The Gilo Rangeland Council was unequivocal on whether recent rainfall anomalies in the Somali region were in fact anomalies or whether they presage permanent shifts in weather patterns: "Drought used to occur every eight to 10 years. Now it is every two or four, or even in consecutive years. This is climate change," one of the officials on the council commented. The populations in places such as Gilo tend to accept a temporarily harsh local climate, with a range of resource management and societal arrangements, but they cannot necessarily endure intense, sustained ecosystem stress. "The old want to stay and continue and struggle," one member of the Gilo Rangeland Council told us, but "young people are demoralized and moving to towns." At the same time, everyone on the council had a cell phone and was well informed of the risks of migration. One man mentioned concerns about seeing television footage of refugees drowning in the Mediterranean while trying to reach Europe.

As we interviewed people in the region about water, weather, and conflict, the issue of climate change loomed over our discussions. The choices people make today are heavily influenced by their expectations for tomorrow. The question of whether to keep the family together in the village or send the children into town hinges on future prospects: will there be sufficient vegetation in the coming years to raise enough livestock to require shepherds–and to feed the family?

Actors such as government bodies, development agencies, and nongovernmental organizations are working to alleviate some of the problems surrounding water in Somali region. Yet they face the same fundamental challenge of making choices today in the shadow of tomorrow. Newly built infrastructure, for example, affects and is affected by conditions today, next year, and 30 years from now. Future expectations are intrinsic to fixed investments with such a long life cycle.

Traditionally, individuals and organizations could look to the historical track record for guidance about conditions in the years and decades to come: average precipitation; onset dates and lengths of rainy seasons; frequency of drought or flooding. But as the Gilo Rangeland Council averred, disruption has displaced continuity in the expectations of locals. And when the past is no longer seen as a reliable predictor of the future, quality long-term decision-making is sorely handicapped.
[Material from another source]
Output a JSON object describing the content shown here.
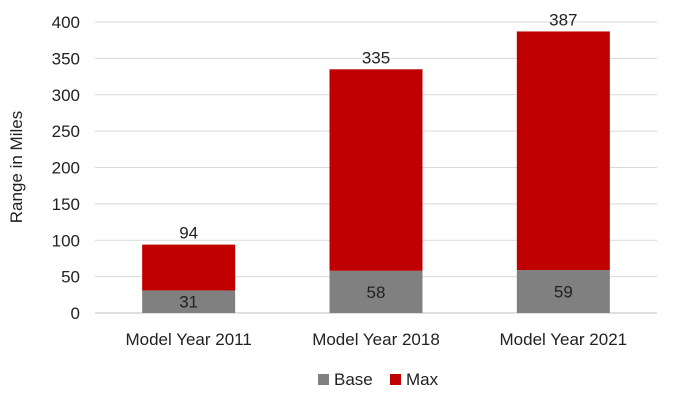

Climate change projections could fill this gap, by providing a sound, scientific foundation of credible expectations and coherent possible scenarios. Unfortunately, the high-quality, fine-grained climate data that would be of the most use for decision-making is precisely the type of information that is unavailable in Somali region, despite a clear appetite for it at all levels of government. (Indeed, it’s not common for municipalities in more industrialized nations to use this sort of actionable climate data, either.) Climate research and forecasting has advanced dramatically in recent decades, but a large gap remains between what scientists know and what information decision makers have on hand. In Somali region at least, government officials reported having no long-term projections whatsoever. But the value is clear: Locally specific forecasts for temperature, rainfall, or other physical factors could mean the difference between building the right dam or the wrong one—or deciding to build no dam at all.

There are ways that our model could incorporate such climate forecasts. Although projecting future conditions falls well outside the scope of our work, estimating conflict risk under certain scenarios is entirely within the capabilities of the model. Scenario-based estimation of conflict risk is a straightforward matter of inputting hypothetical indicator values into the model. If those hypothetical values for precipitation or evapotranspiration or soil moisture are derived from rigorous climate change projections, our model can produce credible, if speculative, forecasts of the risk of conflict under those conditions.